ただし、清掃・ビルメンテナンス業の経営者にとって、この直販利益は本質ではない。重要なのは「200〜300冊を誰に渡すか」という配布戦略だ。採用説明会、取引先への挨拶、地域の経済団体での配布——地域の会合に出席している社長なら、200冊は決して多くない数字だ。
出版以外の選択肢との比較
出版450万円を検討する際、同じ予算で何ができるかを並べると判断軸が明確になる。
| 投資先 | 費用目安 | 主な効果 |
|---|---|---|
| 商業出版(三橋プロデュース) | 450万円 | ブランディング・採用・事業承継・講演登壇 |
| 大手出版社プロデュース出版 | 1,000万〜1,500万円 | 同上(ブランド名の差) |
| 出版合宿型プログラム(別社) | 約100万円 | 採択率約1%、書店配本の保証なし |
| ホームページリニューアル | 240万円(実例) | デジタル集客・問い合わせ増 |
| AI全社導入支援 | 1人あたり約2万円 | 業務効率化・会議削減 |
ホームページに240万円を投じて2ヶ月で80万円以上を回収した実績があるなら、「デジタル以外の投資でROIが見えにくい」という感覚は当然ある。出版のROIが見えにくい理由は、回収経路が直接的でないからだ。「本が売れる→印税が入る」ではなく、「本がある→信頼が積み上がる→採用質が上がる・講演依頼が来る・取引先が増える」という間接回収になる。
この間接回収を「見える化」するには、出版後の活用設計が必要だ。三橋のプロデュースには出版後のブランディング活用まで含まれている。
引退前の経営者が出版を検討すべき本当の理由
清掃・ビルメンテナンス業に限らず、引退を数年後に控えた経営者が出版を検討する理由は一つに収束する。
自分がいなくなった後、会社の「なぜここに頼むのか」という問いに答えるものが残るか。
30年以上の実績、地域での信頼、創業者の哲学——これらは経営者の頭の中にある間は資産だが、経営者が去ると同時に消える。書籍はそれを固定化する唯一に近い手段だ。採用サイトに載せられる、後継者が営業に使える、取引先に渡せる。
費用450万円は、その固定化コストとして見ると判断軸が変わる。
次の一歩
三橋泰介がプロデュースした出版事例30冊分の詳細(業種・費用・活用方法・著者の声)をまとめた資料を無料で配布している。清掃・ビルメンテナンス業に限らず、「引退前の経営者が出版をどう活用したか」の具体例が含まれている。

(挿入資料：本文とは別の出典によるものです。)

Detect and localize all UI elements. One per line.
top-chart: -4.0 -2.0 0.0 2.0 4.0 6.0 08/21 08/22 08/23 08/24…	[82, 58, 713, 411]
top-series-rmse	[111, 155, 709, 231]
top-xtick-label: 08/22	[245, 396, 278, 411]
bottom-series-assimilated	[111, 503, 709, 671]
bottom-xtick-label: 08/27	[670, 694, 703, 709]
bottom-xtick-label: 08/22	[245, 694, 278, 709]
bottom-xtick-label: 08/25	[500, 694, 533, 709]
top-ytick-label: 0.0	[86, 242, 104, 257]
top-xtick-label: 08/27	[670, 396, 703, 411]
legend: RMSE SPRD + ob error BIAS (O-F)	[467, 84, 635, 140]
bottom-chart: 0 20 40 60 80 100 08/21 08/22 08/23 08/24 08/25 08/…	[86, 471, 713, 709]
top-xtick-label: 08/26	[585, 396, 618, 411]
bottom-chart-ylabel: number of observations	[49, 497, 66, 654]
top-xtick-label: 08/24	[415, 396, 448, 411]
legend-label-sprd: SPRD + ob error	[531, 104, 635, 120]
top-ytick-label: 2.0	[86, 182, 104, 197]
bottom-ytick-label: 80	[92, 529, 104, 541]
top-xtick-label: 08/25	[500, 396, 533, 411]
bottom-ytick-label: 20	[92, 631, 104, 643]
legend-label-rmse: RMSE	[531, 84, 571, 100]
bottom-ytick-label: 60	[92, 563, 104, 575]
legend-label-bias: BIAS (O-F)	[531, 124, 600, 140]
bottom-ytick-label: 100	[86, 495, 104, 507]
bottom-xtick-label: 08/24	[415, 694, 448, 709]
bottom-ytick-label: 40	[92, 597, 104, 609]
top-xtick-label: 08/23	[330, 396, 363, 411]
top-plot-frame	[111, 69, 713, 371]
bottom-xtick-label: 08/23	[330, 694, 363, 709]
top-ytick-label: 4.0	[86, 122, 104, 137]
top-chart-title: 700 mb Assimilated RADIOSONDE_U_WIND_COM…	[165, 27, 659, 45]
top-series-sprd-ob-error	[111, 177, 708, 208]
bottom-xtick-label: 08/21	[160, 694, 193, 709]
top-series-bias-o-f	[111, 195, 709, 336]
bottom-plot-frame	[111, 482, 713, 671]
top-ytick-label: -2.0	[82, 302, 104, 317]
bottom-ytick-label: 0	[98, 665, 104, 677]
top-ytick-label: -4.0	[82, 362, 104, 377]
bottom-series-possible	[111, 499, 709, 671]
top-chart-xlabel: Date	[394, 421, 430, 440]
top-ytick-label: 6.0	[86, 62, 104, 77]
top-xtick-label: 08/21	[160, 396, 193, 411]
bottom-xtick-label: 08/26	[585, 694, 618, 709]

まずは事例資料を手に取り、自社の状況と照らし合わせてほしい。その上で個別に相談したい場合は、LINE登録から無料相談の予約ができる。
→ 出版事例30冊の資料を無料でダウンロードする(LINE登録で受け取り)
よくある質問
Q. 商業出版の費用450万円は、経営者にとって高すぎませんか?
A. 印税回収を前提にすると高い。ビジネス書で1万部売れたとして印税は約135〜150万円(定価1,500円・9%の場合)。費用の回収には程遠い。ただし、出版の目的を「印税収入」ではなく「採用ブランディング・事業承継・講演登壇・取引先への信頼構築」に置くと判断軸が変わる。三橋自身、7冊の印税合計は100万円未満だが、出版ブランディングによる累計売上は約6億円に達している。費用対効果の「効果」をどこで測るかが判断の核心だ。
Q. 社長本人に執筆能力がなくても出版できますか?
A. できる。商業出版プロデュースは著者が自分で原稿を書くことを前提としていない。三橋のプロデュースでは、著者へのインタビューや対話を通じて原稿を構成する。「話せる経営者」であれば、30年超の経営経験は十分な素材になる。三橋自身も5年間出版社への持ち込みを繰り返し全落選した経験を持つ。「書けない側」の経験が、著者の代わりに企画を通す力になっている。
Q. 書店に並ぶまでどれくらいかかりますか?引退前に間に合いますか?
A. 三橋プロデュースの場合、書店配本まで平均10ヶ月、最短8ヶ月。9月スタートなら翌年の夏〜秋に書店流通が始まる計算になる。大手出版社経由のプロデュース出版はスケジュールが不透明なケースが多く、1年半〜2年かかることもある。「在任中に本を出す」というタイムラインを確保したいなら、期間が明確な方が経営判断しやすい。引退の射程が3〜5年あるなら、今が動き出すタイミングとして十分に合理的だ。